М.У.: Согласна. Необходимо предоставлять только ту информацию и те доступы, которые действительно нужны для выполнения задач. Некоторые компании, которые могут себе это позволить, выдают подрядчику собственный ноутбук с корпоративными настройками, логином и ограниченным набором прав.
Звучит просто, но, как всегда, сложность в деталях.
М.У.: Рассмотрим ситуацию со стороны поставщика. Допустим, мы обнаружили уязвимость или зафиксировали инцидент в компании, обратившейся к нам. В ходе расследования выясняется, что проникновение произошло через подрядчика.
Мы идентифицируем этого подрядчика и пытаемся с ним связаться. Однако он может отреагировать следующим образом: не признать инцидент, заявить, что не знаком с нашим сотрудником, и отказать в коммуникации. В такой ситуации мы не можем напрямую повлиять на подрядчика. При этом высока вероятность того, что другие его клиенты также подвержены аналогичному риску.
Можно ли уведомить этих клиентов о потенциальной угрозе? Теоретически возможно, если у нас есть знакомство и доверительные отношения, но без этого прямой контакт затруднён.
Национальный координационный центр по компьютерным инцидентам ещё год назад обещал создать чёрный список поставщиков, но, похоже, этого не произошло. Такой механизм мог бы помочь, ведь именно регулятор должен собирать и распространять подобную информацию.
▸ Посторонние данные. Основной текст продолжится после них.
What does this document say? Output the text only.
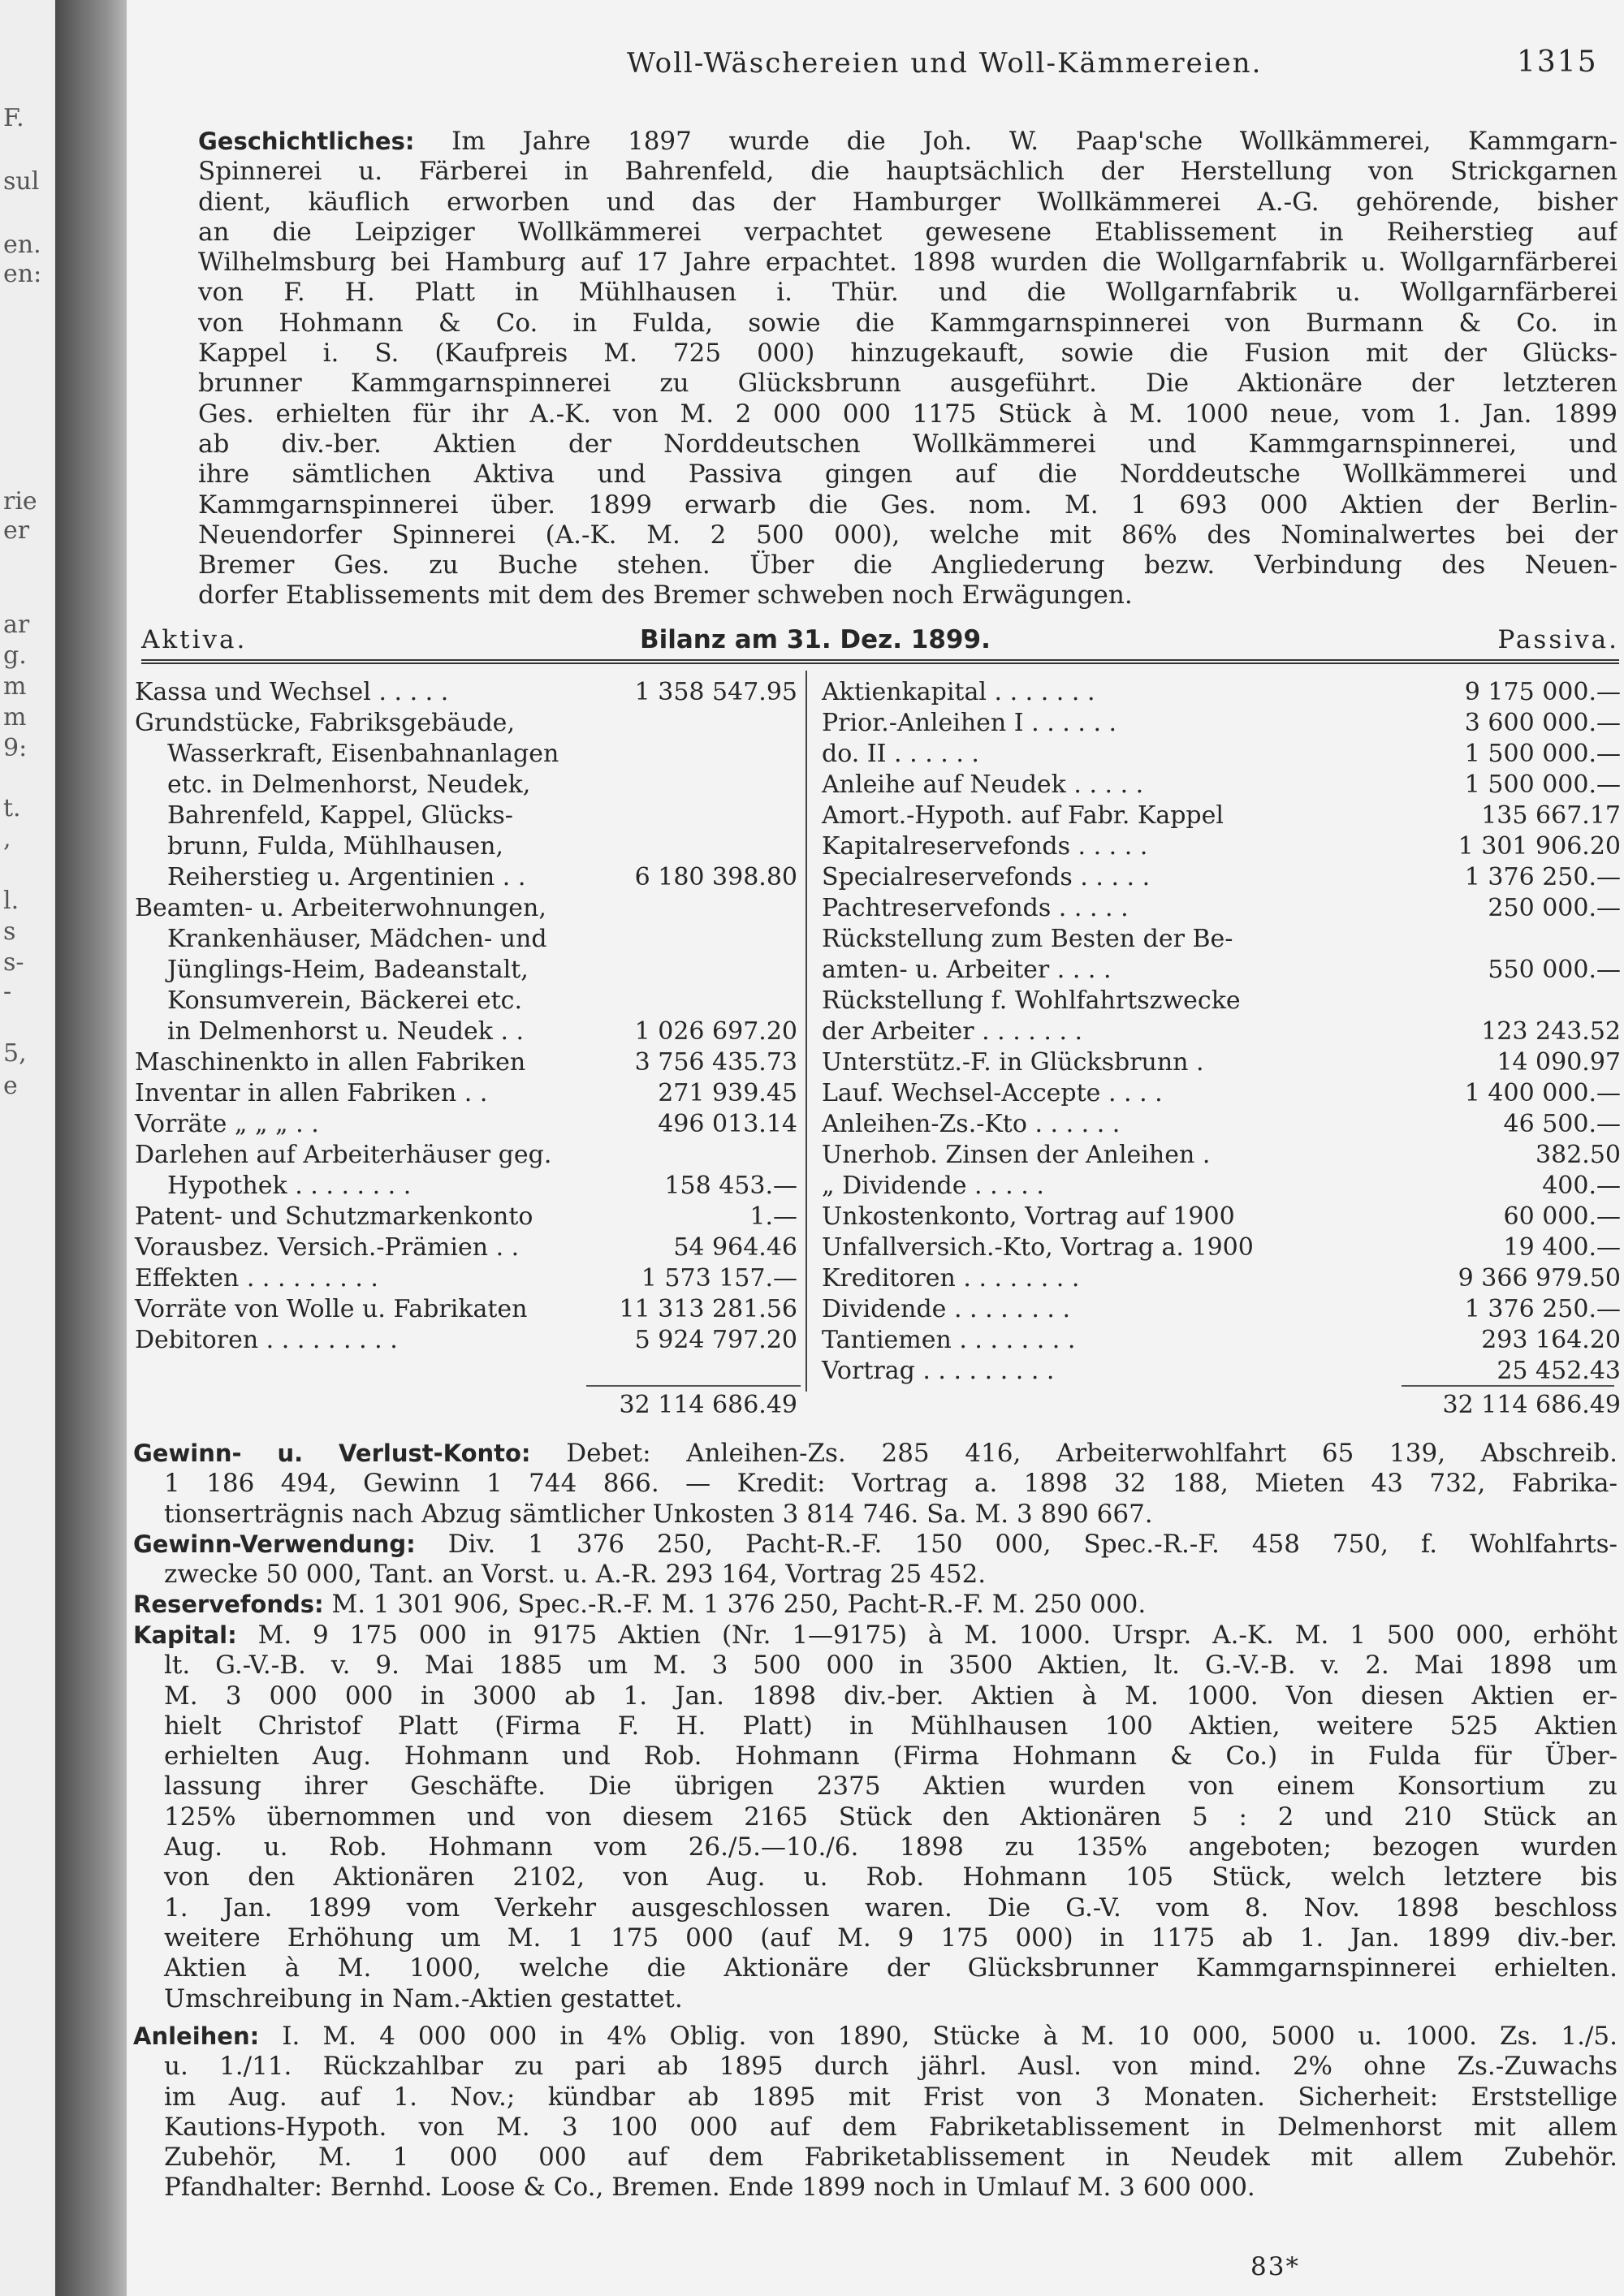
Woll-Wäschereien und Woll-Kämmereien.	1315
Geschichtliches: Im Jahre 1897 wurde die Joh. W. Paap'sche Wollkämmerei, Kammgarn-
Spinnerei u. Färberei in Bahrenfeld, die hauptsächlich der Herstellung von Strickgarnen
dient, käuflich erworben und das der Hamburger Wollkämmerei A.-G. gehörende, bisher
an die Leipziger Wollkämmerei verpachtet gewesene Etablissement in Reiherstieg auf
Wilhelmsburg bei Hamburg auf 17 Jahre erpachtet. 1898 wurden die Wollgarnfabrik u. Wollgarnfärberei
von F. H. Platt in Mühlhausen i. Thür. und die Wollgarnfabrik u. Wollgarnfärberei
von Hohmann & Co. in Fulda, sowie die Kammgarnspinnerei von Burmann & Co. in
Kappel i. S. (Kaufpreis M. 725 000) hinzugekauft, sowie die Fusion mit der Glücks-
brunner Kammgarnspinnerei zu Glücksbrunn ausgeführt. Die Aktionäre der letzteren
Ges. erhielten für ihr A.-K. von M. 2 000 000 1175 Stück à M. 1000 neue, vom 1. Jan. 1899
ab div.-ber. Aktien der Norddeutschen Wollkämmerei und Kammgarnspinnerei, und
ihre sämtlichen Aktiva und Passiva gingen auf die Norddeutsche Wollkämmerei und
Kammgarnspinnerei über. 1899 erwarb die Ges. nom. M. 1 693 000 Aktien der Berlin-
Neuendorfer Spinnerei (A.-K. M. 2 500 000), welche mit 86% des Nominalwertes bei der
Bremer Ges. zu Buche stehen. Über die Angliederung bezw. Verbindung des Neuen-
dorfer Etablissements mit dem des Bremer schweben noch Erwägungen.
Aktiva.	Bilanz am 31. Dez. 1899.	Passiva.
Gewinn- u. Verlust-Konto: Debet: Anleihen-Zs. 285 416, Arbeiterwohlfahrt 65 139, Abschreib.
1 186 494, Gewinn 1 744 866. — Kredit: Vortrag a. 1898 32 188, Mieten 43 732, Fabrika-
tionserträgnis nach Abzug sämtlicher Unkosten 3 814 746. Sa. M. 3 890 667.
Gewinn-Verwendung: Div. 1 376 250, Pacht-R.-F. 150 000, Spec.-R.-F. 458 750, f. Wohlfahrts-
zwecke 50 000, Tant. an Vorst. u. A.-R. 293 164, Vortrag 25 452.
Reservefonds: M. 1 301 906, Spec.-R.-F. M. 1 376 250, Pacht-R.-F. M. 250 000.
Kapital: M. 9 175 000 in 9175 Aktien (Nr. 1—9175) à M. 1000. Urspr. A.-K. M. 1 500 000, erhöht
lt. G.-V.-B. v. 9. Mai 1885 um M. 3 500 000 in 3500 Aktien, lt. G.-V.-B. v. 2. Mai 1898 um
M. 3 000 000 in 3000 ab 1. Jan. 1898 div.-ber. Aktien à M. 1000. Von diesen Aktien er-
hielt Christof Platt (Firma F. H. Platt) in Mühlhausen 100 Aktien, weitere 525 Aktien
erhielten Aug. Hohmann und Rob. Hohmann (Firma Hohmann & Co.) in Fulda für Über-
lassung ihrer Geschäfte. Die übrigen 2375 Aktien wurden von einem Konsortium zu
125% übernommen und von diesem 2165 Stück den Aktionären 5 : 2 und 210 Stück an
Aug. u. Rob. Hohmann vom 26./5.—10./6. 1898 zu 135% angeboten; bezogen wurden
von den Aktionären 2102, von Aug. u. Rob. Hohmann 105 Stück, welch letztere bis
1. Jan. 1899 vom Verkehr ausgeschlossen waren. Die G.-V. vom 8. Nov. 1898 beschloss
weitere Erhöhung um M. 1 175 000 (auf M. 9 175 000) in 1175 ab 1. Jan. 1899 div.-ber.
Aktien à M. 1000, welche die Aktionäre der Glücksbrunner Kammgarnspinnerei erhielten.
Umschreibung in Nam.-Aktien gestattet.
Anleihen: I. M. 4 000 000 in 4% Oblig. von 1890, Stücke à M. 10 000, 5000 u. 1000. Zs. 1./5.
u. 1./11. Rückzahlbar zu pari ab 1895 durch jährl. Ausl. von mind. 2% ohne Zs.-Zuwachs
im Aug. auf 1. Nov.; kündbar ab 1895 mit Frist von 3 Monaten. Sicherheit: Erststellige
Kautions-Hypoth. von M. 3 100 000 auf dem Fabriketablissement in Delmenhorst mit allem
Zubehör, M. 1 000 000 auf dem Fabriketablissement in Neudek mit allem Zubehör.
Pfandhalter: Bernhd. Loose & Co., Bremen. Ende 1899 noch in Umlauf M. 3 600 000.
83*
Kassa und Wechsel . . . . .	1 358 547.95
Grundstücke, Fabriksgebäude,
Wasserkraft, Eisenbahnanlagen
etc. in Delmenhorst, Neudek,
Bahrenfeld, Kappel, Glücks-
brunn, Fulda, Mühlhausen,
Reiherstieg u. Argentinien . .	6 180 398.80
Beamten- u. Arbeiterwohnungen,
Krankenhäuser, Mädchen- und
Jünglings-Heim, Badeanstalt,
Konsumverein, Bäckerei etc.
in Delmenhorst u. Neudek . .	1 026 697.20
Maschinenkto in allen Fabriken	3 756 435.73
Inventar in allen Fabriken . .	271 939.45
Vorräte „ „ „ . .	496 013.14
Darlehen auf Arbeiterhäuser geg.
Hypothek . . . . . . . .	158 453.—
Patent- und Schutzmarkenkonto	1.—
Vorausbez. Versich.-Prämien . .	54 964.46
Effekten . . . . . . . . .	1 573 157.—
Vorräte von Wolle u. Fabrikaten	11 313 281.56
Debitoren . . . . . . . . .	5 924 797.20
Aktienkapital . . . . . . .	9 175 000.—
Prior.-Anleihen I . . . . . .	3 600 000.—
do. II . . . . . .	1 500 000.—
Anleihe auf Neudek . . . . .	1 500 000.—
Amort.-Hypoth. auf Fabr. Kappel	135 667.17
Kapitalreservefonds . . . . .	1 301 906.20
Specialreservefonds . . . . .	1 376 250.—
Pachtreservefonds . . . . .	250 000.—
Rückstellung zum Besten der Be-
amten- u. Arbeiter . . . .	550 000.—
Rückstellung f. Wohlfahrtszwecke
der Arbeiter . . . . . . .	123 243.52
Unterstütz.-F. in Glücksbrunn .	14 090.97
Lauf. Wechsel-Accepte . . . .	1 400 000.—
Anleihen-Zs.-Kto . . . . . .	46 500.—
Unerhob. Zinsen der Anleihen .	382.50
„ Dividende . . . . .	400.—
Unkostenkonto, Vortrag auf 1900	60 000.—
Unfallversich.-Kto, Vortrag a. 1900	19 400.—
Kreditoren . . . . . . . .	9 366 979.50
Dividende . . . . . . . .	1 376 250.—
Tantiemen . . . . . . . .	293 164.20
Vortrag . . . . . . . . .	25 452.43
32 114 686.49	32 114 686.49
F.
sul
en.
en:
rie
er
ar
g.
m
m
9:
t.
,
l.
s
s-
-
5,
e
М.У.: Но тут возникает другая проблема. Если информация о найденной уязвимости становится известна широкому кругу лиц, то об этом узнают и злоумышленники. Пока дыра не закрыта, рассказывать о ней нельзя. Это палка о двух концах.
На этой не самой оптимистичной ноте давайте закончим. Кажется, что проблема атак через цепочку поставок остаётся нерешённой, но мы хотя бы обозначили направления, где можно действовать. Важно делать всё возможное на своей стороне, не полагаясь полностью на поставщиков, у которых с кибербезопасностью может быть по-разному.
Спасибо большое, Роман и Марина. Всего вам самого безопасного.